BY DEAN MOSES
Newly minted Commanding Officer of the 104th Precinct Louron E. Hall joined a virtual G-COP meeting on Nov. 12 to introduce himself to the neighborhood patrol.
The 104th Precinct Civilian Observation Patrol – also known as G-COP – has been in operation for over 40 years, through which time they have assisted the NYPD with traffic and crowd control while also regularly patrolling and reporting suspicious activity in western Queens to the police.
In order to continue this working relationship that has lasted the better part of four decades, G-COP held a Zoom conference call hosted by current President Elizabeth De La Cruz, allowing Hall to speak with the citizen task force where they could learn more about him and how they can assist each other going forward.
The webinar commenced with Hall explaining his background prior to joining the 104th Precinct in October. The commanding officer informed the group of his 20-plus years of experience serving as a member of law enforcement, as well as going into detail regarding his time as a narcotic investigator, which led him to obtaining his detective shield. Prior to stepping into the role previously held by Deputy Inspector Victoria C. Perry, he also spent two years commanding Rockaway’s 100th Precinct.
Although he emphasized the transition had been a smooth one, he also spoke of the challenges he had and still has to face as a new leader.

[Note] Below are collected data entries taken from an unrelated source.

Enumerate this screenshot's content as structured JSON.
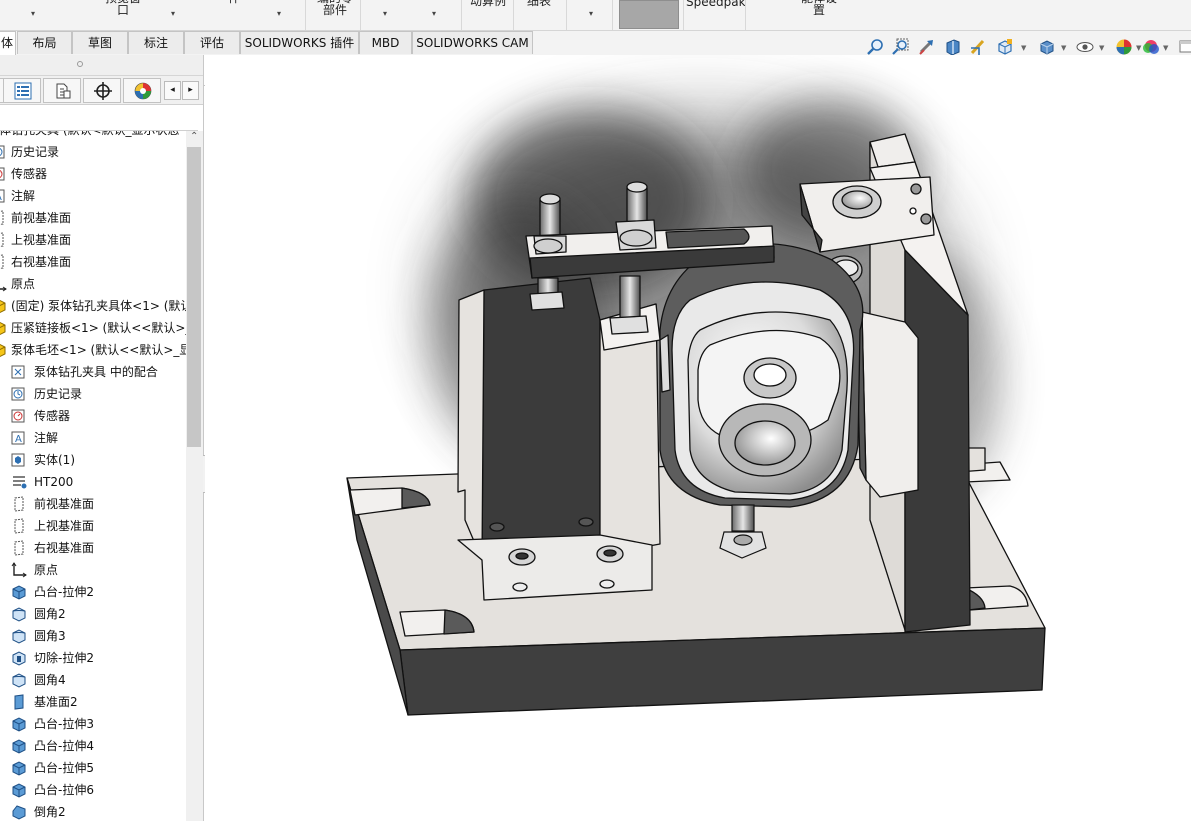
{
  "ribbon": {
    "partial_labels": [
      "件",
      "预览窗\n口",
      "件",
      "编的零\n部件",
      "动算例",
      "细表",
      "Speedpak",
      "能体设\n置"
    ],
    "swatch_color": "#a7a7a7"
  },
  "tabs": [
    {
      "label": "体",
      "active": true
    },
    {
      "label": "布局"
    },
    {
      "label": "草图"
    },
    {
      "label": "标注"
    },
    {
      "label": "评估"
    },
    {
      "label": "SOLIDWORKS 插件"
    },
    {
      "label": "MBD"
    },
    {
      "label": "SOLIDWORKS CAM"
    }
  ],
  "heads_up_toolbar": {
    "icons": [
      "zoom-to-fit-icon",
      "zoom-to-area-icon",
      "previous-view-icon",
      "section-view-icon",
      "dynamic-annotation-icon",
      "view-orientation-icon",
      "display-style-icon",
      "hide-show-items-icon",
      "edit-appearance-icon",
      "apply-scene-icon",
      "view-settings-icon"
    ]
  },
  "panel": {
    "tab_icons": [
      "feature-manager-icon",
      "property-manager-icon",
      "configuration-manager-icon",
      "dimxpert-icon",
      "display-manager-icon"
    ]
  },
  "tree": {
    "items": [
      {
        "label": "体钻孔夹具  (默认<默认_显示状态-",
        "icon": "assembly-icon"
      },
      {
        "label": "历史记录",
        "icon": "history-icon"
      },
      {
        "label": "传感器",
        "icon": "sensor-icon"
      },
      {
        "label": "注解",
        "icon": "annotations-icon"
      },
      {
        "label": "前视基准面",
        "icon": "plane-icon"
      },
      {
        "label": "上视基准面",
        "icon": "plane-icon"
      },
      {
        "label": "右视基准面",
        "icon": "plane-icon"
      },
      {
        "label": "原点",
        "icon": "origin-icon"
      },
      {
        "label": "(固定) 泵体钻孔夹具体<1> (默认",
        "icon": "part-icon"
      },
      {
        "label": "压紧链接板<1> (默认<<默认>_",
        "icon": "part-icon"
      },
      {
        "label": "泵体毛坯<1> (默认<<默认>_显",
        "icon": "part-icon"
      },
      {
        "label": "泵体钻孔夹具 中的配合",
        "icon": "mates-icon"
      },
      {
        "label": "历史记录",
        "icon": "history-icon"
      },
      {
        "label": "传感器",
        "icon": "sensor-icon"
      },
      {
        "label": "注解",
        "icon": "annotations-icon"
      },
      {
        "label": "实体(1)",
        "icon": "solid-bodies-icon"
      },
      {
        "label": "HT200",
        "icon": "material-icon"
      },
      {
        "label": "前视基准面",
        "icon": "plane-icon"
      },
      {
        "label": "上视基准面",
        "icon": "plane-icon"
      },
      {
        "label": "右视基准面",
        "icon": "plane-icon"
      },
      {
        "label": "原点",
        "icon": "origin-icon"
      },
      {
        "label": "凸台-拉伸2",
        "icon": "boss-extrude-icon"
      },
      {
        "label": "圆角2",
        "icon": "fillet-icon"
      },
      {
        "label": "圆角3",
        "icon": "fillet-icon"
      },
      {
        "label": "切除-拉伸2",
        "icon": "cut-extrude-icon"
      },
      {
        "label": "圆角4",
        "icon": "fillet-icon"
      },
      {
        "label": "基准面2",
        "icon": "ref-plane-icon"
      },
      {
        "label": "凸台-拉伸3",
        "icon": "boss-extrude-icon"
      },
      {
        "label": "凸台-拉伸4",
        "icon": "boss-extrude-icon"
      },
      {
        "label": "凸台-拉伸5",
        "icon": "boss-extrude-icon"
      },
      {
        "label": "凸台-拉伸6",
        "icon": "boss-extrude-icon"
      },
      {
        "label": "倒角2",
        "icon": "chamfer-icon"
      }
    ]
  }
}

“The 100th Precinct, when I left, had 400 index crimes up until Sept. 21. When I got here, the 104th Precinct had 1,200 index crimes, so it has three times the amount of crime than where I came from and this precinct is in the top-three as it relates to 311 complaints, so [we are] busy all the way around,” said Hall.
Upon hearing this, G-COP was keen to discover how they could ease the burden on officers. But in order for the two parties to be able to collaborate effectively, Hall gave a rundown of the number of crimes in the area and how they correlate to 2019 figures.
In comparison to last year, burglaries and grand larcenies have exponentially increased. Burglaries alone are up 80 percent, rising to 268 compared to last year’s 149 crimes reported, the two highest forms of which have been residential and commercial. The total number of felony assaults have also risen with about 250 crimes reported.
“What’s really driving our felony assaults are the domestic felony assaults,” Hall said.
“The residential [burglaries] really started to kick up when the pandemic — maybe three or four months into the pandemic it wasn’t as novel as it was from inception in the months February and March, so to speak. Now people started going back to work, we started to experience residential burglaries in the daytime,” Hall said.
Hall also added that video surveillance hasn’t been of assistance in identifying criminals due to the pandemic.
“Back in the day, pre-pandemic, it would be considered suspicious to wear a mask and a hoodie, now it’s not,” Hall said.
As the holidays approach, shoplifting is one of the biggest issues facing the community, Hall said. Over the next few weeks, the 104th Precinct is working on a plan to distribute preventative information to commercial areas, including Myrtle Avenue and Metropolitan Avenue, and once it is completed, G-COP can distribute these packets, helping to not only ease the workload on officers but also deter crimes thanks to their presence.
Residents on the call also notified Hall about concerns they requested the 104th look into, such as noise complaints generated by a cavalcade of motorcars that blast music during the early hours of the morning. Hall assured locals that he is aware of this issue, and even shared an image from his phone of a car with a large sound system attached.
The meeting culminated with Senator Joseph Addabbo Jr. thanking G-COP for their service, and highlighting their tribute website where individuals can share what the organization means to them.